The side event was organised by the Committee to Protect Journalists (CPJ), a US-based non-governmental organisation promoting press freedom and advocating for the rights of journalists worldwide.
According to the non-profit group, at the end of 2017, 262 journalists were jailed, including over 70 in Turkey, 40 in China, and 20 in Egypt. About 52 per cent of those jailed, were behind bars because of their reporting on human rights violations, said CPJ.
A May 2018 report by the UN Educational, Scientific and Cultural Organization (UNESCO) – mandated with safeguarding the freedom of the press and the safety of journalists – states that “arbitrary imprisonment of journalists, which fosters self-censorship and impinges on the public’s right to access information, has reportedly continued to rise, although many governments have maintained that particular journalists have been imprisoned for reasons unrelated to their journalistic work.”
“Governments around the world routinely use emergency laws to censor media outlets and publications,” declared Joel Simon, CPJ’s Executive Director. “Increasingly they also bring ‘fake news’ charges against journalists who contradict official statements. They try journalists in military courts, they hold them in pre-trial detention indefinitely.”
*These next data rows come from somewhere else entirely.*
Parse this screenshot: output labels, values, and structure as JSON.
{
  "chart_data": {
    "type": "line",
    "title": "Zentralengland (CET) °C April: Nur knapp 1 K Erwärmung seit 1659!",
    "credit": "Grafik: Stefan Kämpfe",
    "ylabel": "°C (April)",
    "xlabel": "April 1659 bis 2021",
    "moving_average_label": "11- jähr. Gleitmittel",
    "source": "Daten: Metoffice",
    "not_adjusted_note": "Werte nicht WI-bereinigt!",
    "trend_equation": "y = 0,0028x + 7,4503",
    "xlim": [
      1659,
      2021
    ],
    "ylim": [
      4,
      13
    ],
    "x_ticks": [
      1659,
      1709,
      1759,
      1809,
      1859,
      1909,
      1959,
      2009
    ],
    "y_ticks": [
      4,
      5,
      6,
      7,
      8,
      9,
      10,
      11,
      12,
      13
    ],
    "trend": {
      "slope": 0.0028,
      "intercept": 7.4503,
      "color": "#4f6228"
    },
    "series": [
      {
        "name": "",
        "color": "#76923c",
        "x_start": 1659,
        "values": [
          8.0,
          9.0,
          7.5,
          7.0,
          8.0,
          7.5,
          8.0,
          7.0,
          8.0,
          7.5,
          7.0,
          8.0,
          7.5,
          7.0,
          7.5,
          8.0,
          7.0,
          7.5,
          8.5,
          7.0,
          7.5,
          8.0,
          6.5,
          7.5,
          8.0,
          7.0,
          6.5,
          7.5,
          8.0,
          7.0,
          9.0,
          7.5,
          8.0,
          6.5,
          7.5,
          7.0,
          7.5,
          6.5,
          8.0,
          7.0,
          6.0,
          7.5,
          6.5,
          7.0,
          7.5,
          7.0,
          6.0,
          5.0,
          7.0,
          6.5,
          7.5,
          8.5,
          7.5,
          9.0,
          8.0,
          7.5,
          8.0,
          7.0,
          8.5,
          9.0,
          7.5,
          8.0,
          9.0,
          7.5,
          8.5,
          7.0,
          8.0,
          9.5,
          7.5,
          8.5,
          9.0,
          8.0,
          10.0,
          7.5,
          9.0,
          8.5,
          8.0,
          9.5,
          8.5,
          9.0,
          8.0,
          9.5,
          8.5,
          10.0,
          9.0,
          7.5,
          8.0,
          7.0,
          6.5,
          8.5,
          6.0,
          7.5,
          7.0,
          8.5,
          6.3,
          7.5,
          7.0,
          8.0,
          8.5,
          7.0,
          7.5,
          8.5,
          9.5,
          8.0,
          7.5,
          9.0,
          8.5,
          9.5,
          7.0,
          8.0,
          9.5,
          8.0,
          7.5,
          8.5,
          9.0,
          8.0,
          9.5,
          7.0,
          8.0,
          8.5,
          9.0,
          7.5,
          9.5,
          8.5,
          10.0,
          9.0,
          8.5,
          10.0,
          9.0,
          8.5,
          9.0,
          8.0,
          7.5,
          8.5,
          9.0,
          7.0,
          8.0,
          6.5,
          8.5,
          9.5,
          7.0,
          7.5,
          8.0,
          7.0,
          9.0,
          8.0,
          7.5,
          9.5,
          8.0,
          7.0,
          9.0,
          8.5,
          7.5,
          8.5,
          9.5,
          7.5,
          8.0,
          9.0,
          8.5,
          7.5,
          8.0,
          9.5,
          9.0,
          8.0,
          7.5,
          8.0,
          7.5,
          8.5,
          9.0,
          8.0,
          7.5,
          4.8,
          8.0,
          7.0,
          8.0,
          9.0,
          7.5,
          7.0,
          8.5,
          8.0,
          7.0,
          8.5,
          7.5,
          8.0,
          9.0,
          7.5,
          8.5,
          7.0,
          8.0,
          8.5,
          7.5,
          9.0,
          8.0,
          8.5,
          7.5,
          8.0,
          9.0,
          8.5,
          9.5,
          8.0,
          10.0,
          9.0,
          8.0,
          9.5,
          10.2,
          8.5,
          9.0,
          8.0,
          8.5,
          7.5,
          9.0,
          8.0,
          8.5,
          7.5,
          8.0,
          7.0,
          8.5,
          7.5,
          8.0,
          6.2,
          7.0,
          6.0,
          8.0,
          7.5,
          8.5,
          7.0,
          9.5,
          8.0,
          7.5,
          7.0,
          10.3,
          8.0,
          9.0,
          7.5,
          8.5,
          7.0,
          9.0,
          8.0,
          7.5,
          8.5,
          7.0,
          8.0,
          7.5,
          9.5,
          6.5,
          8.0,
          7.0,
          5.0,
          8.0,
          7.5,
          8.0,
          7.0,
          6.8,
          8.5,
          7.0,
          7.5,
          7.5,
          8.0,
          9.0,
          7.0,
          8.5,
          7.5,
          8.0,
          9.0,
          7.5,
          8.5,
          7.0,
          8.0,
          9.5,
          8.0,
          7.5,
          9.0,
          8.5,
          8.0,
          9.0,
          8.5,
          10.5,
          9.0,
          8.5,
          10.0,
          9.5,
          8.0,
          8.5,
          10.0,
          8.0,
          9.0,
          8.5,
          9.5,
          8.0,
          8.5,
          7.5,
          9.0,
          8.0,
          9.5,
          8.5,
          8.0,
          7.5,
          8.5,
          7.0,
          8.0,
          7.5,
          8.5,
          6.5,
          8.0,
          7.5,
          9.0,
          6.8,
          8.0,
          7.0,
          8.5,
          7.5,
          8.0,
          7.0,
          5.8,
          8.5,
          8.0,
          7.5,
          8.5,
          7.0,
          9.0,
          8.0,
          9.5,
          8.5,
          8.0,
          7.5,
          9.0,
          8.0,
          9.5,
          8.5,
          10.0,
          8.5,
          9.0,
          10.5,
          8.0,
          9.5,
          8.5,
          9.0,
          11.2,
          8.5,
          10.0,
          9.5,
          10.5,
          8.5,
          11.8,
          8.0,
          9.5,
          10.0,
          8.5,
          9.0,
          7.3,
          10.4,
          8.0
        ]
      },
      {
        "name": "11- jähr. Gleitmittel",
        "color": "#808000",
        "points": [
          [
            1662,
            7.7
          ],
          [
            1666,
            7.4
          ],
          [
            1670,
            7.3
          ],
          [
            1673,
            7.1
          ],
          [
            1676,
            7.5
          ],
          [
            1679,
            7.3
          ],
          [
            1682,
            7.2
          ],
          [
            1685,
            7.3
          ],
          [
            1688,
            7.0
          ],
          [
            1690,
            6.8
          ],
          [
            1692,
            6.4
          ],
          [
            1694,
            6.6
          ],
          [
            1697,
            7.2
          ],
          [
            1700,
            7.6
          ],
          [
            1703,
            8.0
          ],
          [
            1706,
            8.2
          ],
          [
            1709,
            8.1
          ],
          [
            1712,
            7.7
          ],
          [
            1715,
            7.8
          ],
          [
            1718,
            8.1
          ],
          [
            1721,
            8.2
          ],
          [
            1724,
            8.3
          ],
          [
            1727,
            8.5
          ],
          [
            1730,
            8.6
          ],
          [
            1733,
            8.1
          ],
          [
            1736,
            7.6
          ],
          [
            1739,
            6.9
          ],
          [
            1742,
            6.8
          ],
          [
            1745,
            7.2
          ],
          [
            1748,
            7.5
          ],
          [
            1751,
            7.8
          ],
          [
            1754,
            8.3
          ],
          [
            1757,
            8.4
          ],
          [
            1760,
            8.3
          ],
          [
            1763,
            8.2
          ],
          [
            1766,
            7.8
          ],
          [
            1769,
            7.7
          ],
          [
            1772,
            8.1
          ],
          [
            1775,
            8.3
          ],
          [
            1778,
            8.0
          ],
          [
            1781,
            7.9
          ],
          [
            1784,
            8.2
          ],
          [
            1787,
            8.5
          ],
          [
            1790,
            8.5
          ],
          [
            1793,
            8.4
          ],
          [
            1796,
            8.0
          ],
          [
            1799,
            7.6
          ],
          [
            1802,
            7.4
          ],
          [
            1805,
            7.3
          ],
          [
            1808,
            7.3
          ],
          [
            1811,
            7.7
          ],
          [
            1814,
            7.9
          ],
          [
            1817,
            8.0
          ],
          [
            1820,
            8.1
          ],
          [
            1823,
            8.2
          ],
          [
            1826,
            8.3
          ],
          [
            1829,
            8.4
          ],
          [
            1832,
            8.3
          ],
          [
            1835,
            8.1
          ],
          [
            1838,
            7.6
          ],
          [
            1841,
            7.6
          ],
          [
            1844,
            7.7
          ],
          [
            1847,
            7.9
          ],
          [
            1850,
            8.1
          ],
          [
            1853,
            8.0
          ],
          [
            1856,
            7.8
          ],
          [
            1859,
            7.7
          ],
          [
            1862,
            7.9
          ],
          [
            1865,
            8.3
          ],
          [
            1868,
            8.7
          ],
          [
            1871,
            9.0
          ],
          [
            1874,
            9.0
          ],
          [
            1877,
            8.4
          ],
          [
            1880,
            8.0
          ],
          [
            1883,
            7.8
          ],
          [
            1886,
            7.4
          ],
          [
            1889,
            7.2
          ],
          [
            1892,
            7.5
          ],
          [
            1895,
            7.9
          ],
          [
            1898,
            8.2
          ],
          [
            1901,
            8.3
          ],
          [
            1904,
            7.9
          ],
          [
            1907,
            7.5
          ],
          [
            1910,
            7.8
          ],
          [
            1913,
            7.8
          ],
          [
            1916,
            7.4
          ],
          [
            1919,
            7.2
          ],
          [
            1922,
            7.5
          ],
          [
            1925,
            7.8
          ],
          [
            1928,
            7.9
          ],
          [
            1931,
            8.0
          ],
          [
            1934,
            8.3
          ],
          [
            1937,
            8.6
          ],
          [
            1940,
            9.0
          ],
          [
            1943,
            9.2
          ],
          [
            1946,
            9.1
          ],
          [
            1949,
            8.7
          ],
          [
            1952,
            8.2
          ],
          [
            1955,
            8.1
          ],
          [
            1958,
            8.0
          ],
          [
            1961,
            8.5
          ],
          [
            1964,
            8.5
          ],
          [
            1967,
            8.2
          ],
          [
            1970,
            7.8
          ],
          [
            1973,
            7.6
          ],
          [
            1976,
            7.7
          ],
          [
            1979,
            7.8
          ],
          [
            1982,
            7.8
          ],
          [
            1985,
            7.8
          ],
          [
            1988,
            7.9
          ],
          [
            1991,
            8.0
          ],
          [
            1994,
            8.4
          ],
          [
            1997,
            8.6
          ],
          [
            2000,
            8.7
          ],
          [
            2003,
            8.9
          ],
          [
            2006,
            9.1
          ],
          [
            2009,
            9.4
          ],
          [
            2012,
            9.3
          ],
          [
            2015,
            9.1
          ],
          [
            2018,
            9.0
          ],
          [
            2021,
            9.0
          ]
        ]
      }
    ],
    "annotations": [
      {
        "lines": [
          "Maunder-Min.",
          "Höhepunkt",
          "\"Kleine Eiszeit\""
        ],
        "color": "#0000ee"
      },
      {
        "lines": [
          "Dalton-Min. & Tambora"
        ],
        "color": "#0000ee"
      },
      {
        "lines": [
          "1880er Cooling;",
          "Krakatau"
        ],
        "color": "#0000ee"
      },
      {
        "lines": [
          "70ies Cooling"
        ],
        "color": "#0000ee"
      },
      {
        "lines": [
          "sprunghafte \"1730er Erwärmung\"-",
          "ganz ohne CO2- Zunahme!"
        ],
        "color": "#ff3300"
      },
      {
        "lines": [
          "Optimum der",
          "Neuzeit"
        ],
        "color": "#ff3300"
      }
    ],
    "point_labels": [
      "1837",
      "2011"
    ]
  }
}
“These are all actions that contradict international human rights law, and the standards set by the UN,” he stressed.
Governments around the world routinely use emergency laws to censor media outlets - Joel Simon, CPJ Executive Director
Article 19 of the Universal Declaration of Human Rights, guarantees the “freedom to hold opinions without interference and to seek, receive and impart information and ideas through any media and regardless of frontiers”. The universality of this was reinforced in the 1966 International Covenant on Civil and Political Rights. In 2013, the UN General Assembly declared 2 November as the International Day to End Impunity for Crimes against Journalists, which is increasingly observed across the world.
The event at UN headquarters on Friday highlighted in particular five cases of journalists currently imprisoned, including: Alaa Abdelfattah from Egypt and Azimjon Askarov from Kyrgyzstan, both arrested while covering alleged human rights abuses by security forces; Shahidul Alam from Bangladesh, imprisoned while covering student protests; and the high profile case of two Reuters journalists in Myanmar, Kyaw Soe Oo (also known as Moe Aung) and Wa Lone (also known as Thet Oo Maung), sentenced to seven years in jail, on charges of violating the country’s Official Secrets Act while covering the story of a massacre of Rohingya men by the Myanmar military in September 2017.
“Their conviction and draconian seven-year sentence are a travesty of justice and it is up to the government to set them free,” their legal counsel, world-renowned human rights lawyer, Amal Clooney, to the meeting at UN Headquarters.
Earlier this month, the UN High Commissioner for Human Rights, Michelle Bachelet, said in a statement that the two journalists’ coverage of the massacre – for which the military subsequently admitted responsibility – “was clearly in the public interest as it may otherwise never have come to light.” She called for their convictions “to be quashed and for them to be released, along with all other journalists currently in detention for their legitimate exercise of the right to freedom of expression.”
The UN warns that the “imprisonment of journalists for their legitimate work not only fosters a culture of self-censorship but also impinges on the broader rights of society to obtain information.”